Pero si pensáramos en un ritmo musical recurrente en nuestra banda sonora nacional, el “corrido” como estilo musical, sería sin duda la comparsa auditiva de nuestra mexicanidad. Germinó casi a la par de nuestro nacimiento nacional, el 21 de septiembre de 1821, cuando el cantautor Pepe Quevedo estrenaría, para muchos el primer corrido nacional titulado “La Pulga”.
Con esa canción, Pepe Quevedo marcó la comparsa que continuaría un sinfín de compositores e intérpretes: forjar desde el clamor popular la sinfonía de la épica nacional. El “corrido” se convirtió en la biografía auditiva y emancipada de las hazañas o tragedias de nuestra narrativa popular.
El “corrido” nació desde el pueblo y para el pueblo. Y como cualquier expresión de libertad, sus cánticos han causado molestia y encono a los himnos oficiales. El “corrido” narraba la versión no lacrada de la oficialidad.
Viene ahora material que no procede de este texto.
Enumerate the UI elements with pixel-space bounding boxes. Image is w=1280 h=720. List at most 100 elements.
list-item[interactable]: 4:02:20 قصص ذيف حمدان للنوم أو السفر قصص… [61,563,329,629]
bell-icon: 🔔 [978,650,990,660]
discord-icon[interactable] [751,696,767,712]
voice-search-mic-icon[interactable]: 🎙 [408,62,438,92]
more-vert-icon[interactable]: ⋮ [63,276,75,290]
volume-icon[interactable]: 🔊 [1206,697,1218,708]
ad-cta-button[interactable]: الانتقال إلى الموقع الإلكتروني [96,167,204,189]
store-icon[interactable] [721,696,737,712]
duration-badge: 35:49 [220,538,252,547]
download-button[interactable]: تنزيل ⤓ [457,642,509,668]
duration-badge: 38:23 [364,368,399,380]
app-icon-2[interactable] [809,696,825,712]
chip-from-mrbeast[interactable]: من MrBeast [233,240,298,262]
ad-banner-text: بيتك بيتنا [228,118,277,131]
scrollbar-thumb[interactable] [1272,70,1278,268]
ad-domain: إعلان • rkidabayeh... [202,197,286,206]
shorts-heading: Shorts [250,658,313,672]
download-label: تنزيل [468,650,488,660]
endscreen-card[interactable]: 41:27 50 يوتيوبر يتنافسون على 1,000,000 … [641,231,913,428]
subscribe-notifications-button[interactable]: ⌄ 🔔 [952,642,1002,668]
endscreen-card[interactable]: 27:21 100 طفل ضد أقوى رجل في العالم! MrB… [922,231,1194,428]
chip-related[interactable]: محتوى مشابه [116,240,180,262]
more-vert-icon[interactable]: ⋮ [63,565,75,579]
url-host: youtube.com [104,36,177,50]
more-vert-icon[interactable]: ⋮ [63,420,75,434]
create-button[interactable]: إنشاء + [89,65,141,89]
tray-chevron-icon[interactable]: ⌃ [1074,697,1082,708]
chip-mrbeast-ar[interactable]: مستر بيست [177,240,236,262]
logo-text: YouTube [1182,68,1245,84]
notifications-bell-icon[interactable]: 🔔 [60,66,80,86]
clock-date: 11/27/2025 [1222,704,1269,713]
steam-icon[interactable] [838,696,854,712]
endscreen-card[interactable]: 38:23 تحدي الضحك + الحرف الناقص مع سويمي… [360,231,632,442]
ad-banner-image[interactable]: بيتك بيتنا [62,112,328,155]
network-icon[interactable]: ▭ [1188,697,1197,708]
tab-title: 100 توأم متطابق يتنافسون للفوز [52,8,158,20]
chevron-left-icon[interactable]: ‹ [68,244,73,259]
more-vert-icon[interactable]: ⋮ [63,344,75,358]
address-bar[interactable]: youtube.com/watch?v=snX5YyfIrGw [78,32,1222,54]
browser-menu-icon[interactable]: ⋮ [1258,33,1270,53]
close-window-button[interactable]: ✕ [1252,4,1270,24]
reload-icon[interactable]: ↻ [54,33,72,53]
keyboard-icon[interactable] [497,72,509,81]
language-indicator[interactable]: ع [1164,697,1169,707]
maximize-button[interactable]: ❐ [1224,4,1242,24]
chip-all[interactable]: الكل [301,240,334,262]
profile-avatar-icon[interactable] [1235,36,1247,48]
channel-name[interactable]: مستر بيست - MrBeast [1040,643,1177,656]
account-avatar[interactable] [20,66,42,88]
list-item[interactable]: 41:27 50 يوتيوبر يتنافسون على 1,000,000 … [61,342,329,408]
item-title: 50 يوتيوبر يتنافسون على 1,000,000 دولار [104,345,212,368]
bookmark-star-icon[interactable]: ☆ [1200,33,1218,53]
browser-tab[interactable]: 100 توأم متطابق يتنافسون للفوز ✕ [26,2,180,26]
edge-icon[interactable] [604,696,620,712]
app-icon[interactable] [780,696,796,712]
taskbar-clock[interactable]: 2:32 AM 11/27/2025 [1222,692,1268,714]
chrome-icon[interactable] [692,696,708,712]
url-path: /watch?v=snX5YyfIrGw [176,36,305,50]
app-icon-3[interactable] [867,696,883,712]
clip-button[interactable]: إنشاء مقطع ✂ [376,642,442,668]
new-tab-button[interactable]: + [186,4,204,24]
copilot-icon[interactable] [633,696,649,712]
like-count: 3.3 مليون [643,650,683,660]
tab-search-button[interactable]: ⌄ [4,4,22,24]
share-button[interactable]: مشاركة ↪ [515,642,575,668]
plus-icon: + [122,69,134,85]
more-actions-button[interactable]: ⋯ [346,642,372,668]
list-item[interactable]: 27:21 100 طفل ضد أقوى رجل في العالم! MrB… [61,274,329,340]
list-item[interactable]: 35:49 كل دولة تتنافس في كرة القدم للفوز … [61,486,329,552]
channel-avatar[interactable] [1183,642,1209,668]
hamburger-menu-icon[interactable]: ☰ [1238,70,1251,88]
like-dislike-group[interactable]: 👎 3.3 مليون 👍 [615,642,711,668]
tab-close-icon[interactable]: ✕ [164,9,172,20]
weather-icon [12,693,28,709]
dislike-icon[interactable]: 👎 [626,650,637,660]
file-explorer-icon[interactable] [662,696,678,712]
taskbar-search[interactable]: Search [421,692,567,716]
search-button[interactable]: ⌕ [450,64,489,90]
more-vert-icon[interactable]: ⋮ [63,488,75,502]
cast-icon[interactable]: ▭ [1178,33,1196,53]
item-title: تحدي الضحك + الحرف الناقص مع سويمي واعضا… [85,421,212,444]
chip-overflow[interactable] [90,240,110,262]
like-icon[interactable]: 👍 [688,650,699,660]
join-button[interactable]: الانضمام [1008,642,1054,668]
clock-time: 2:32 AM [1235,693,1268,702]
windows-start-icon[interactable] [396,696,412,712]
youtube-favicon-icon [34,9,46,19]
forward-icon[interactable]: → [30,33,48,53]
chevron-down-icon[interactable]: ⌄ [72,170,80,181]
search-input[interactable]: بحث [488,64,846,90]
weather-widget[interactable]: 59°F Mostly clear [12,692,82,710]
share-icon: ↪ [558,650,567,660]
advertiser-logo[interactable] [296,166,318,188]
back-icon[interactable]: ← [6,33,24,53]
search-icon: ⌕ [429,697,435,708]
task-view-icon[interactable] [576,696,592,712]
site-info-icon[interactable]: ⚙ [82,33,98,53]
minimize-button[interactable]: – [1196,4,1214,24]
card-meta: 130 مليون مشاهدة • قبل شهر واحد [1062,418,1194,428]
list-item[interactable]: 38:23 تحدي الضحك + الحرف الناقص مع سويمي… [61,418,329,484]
Molesta y cruda. Honesta y veraz. El “corrido” rebatía en su cantar a la cantaleta estatal.
A través del “corrido”, figuras como Heraclio Bernal -el Rayo de Sinaloa-, lograron sobrevivir al embate de la historia gubernamental y los claroscuros de su vida personal. La gracia de la comparsa musical popular lo consagró como precursor de la Revolución Mexicana. La Revolución Mexicana encontró el ritmo, expresión, comunicación y clamor en los acordes del “corrido”: el máximo heraldo musical de esa disidencia nacional.
Curiosa sinfonía es el “corrido”. Surge con vehemencia y fuerza en tiempos de prohibición. Resuena con mayor agudez, en épocas donde la “verdad” busca ser privatizada, controlada o reducida a un simple apéndice del pensar gubernamental. A la par de que el “corrido” ha sido prohibido, también se ha tratado de convertirlo en el cántico de la autoridad.
Recordemos que en medio de los horrores de la “guerra cristera”, la beligerancia también se libró en el frente acústico. En el icónico “corrido de Valentín de la Sierra”, el gobierno de Plutarco Elías Calles no sólo intentó censurar la “música rebelde y criminal” sino buscó apropiarse de ella, para dirigir la memoria histórica y colectiva.
Valentín Ávila Ramírez, originario de Jalisco, fue un intrépido combatiente cristero bajo órdenes del General Pedro Quintanar. En 1928 fue capturado y torturado para que revelara la posición del General Quintanar y sus compañeros. Resistente y silente, Ávila no cedió y su silenció fue la justificación para que lo asesinaran sin piedad.
Su heroísmo conmovió, y los hermanos Pacheco lo inmortalizaron con un corrido en su honor. Pero el gobierno, al percibir la fuerza contagiosa de esa melodía, decidió “alterar” los versos para no enaltecer al cristero sino denigrarlo. Trovadores callistas, alterando la sinfonía para robar la melodía. Con música del pueblo, pero con la estrofa estatal.
Si el “corrido” ha entonado nuestro andar nacional, lo hace libre, sin control y en espontánea efervescencia popular. Es el cántico del pueblo para criticar nuestra epidermis nacional. El “corrido” son acordes en libertad. La musicalización de nuestra libertad. Cuando empezamos a ver su apropiación, prohibición, o usurpación, estamos en un escena antes vivida: Intolerancia. Punitivismo recalcitrante. Autoritarismo. Control. Verdad oficial.
Las notas rítmicas del “corrido” son parte del ánima sonora de nuestra historia. Conocerlas nos hará comprendernos mejor. No recordar la sinfonía de nuestro pretérito histórico, como diría Santayana, nos deja a merced de repetir los mismos errores.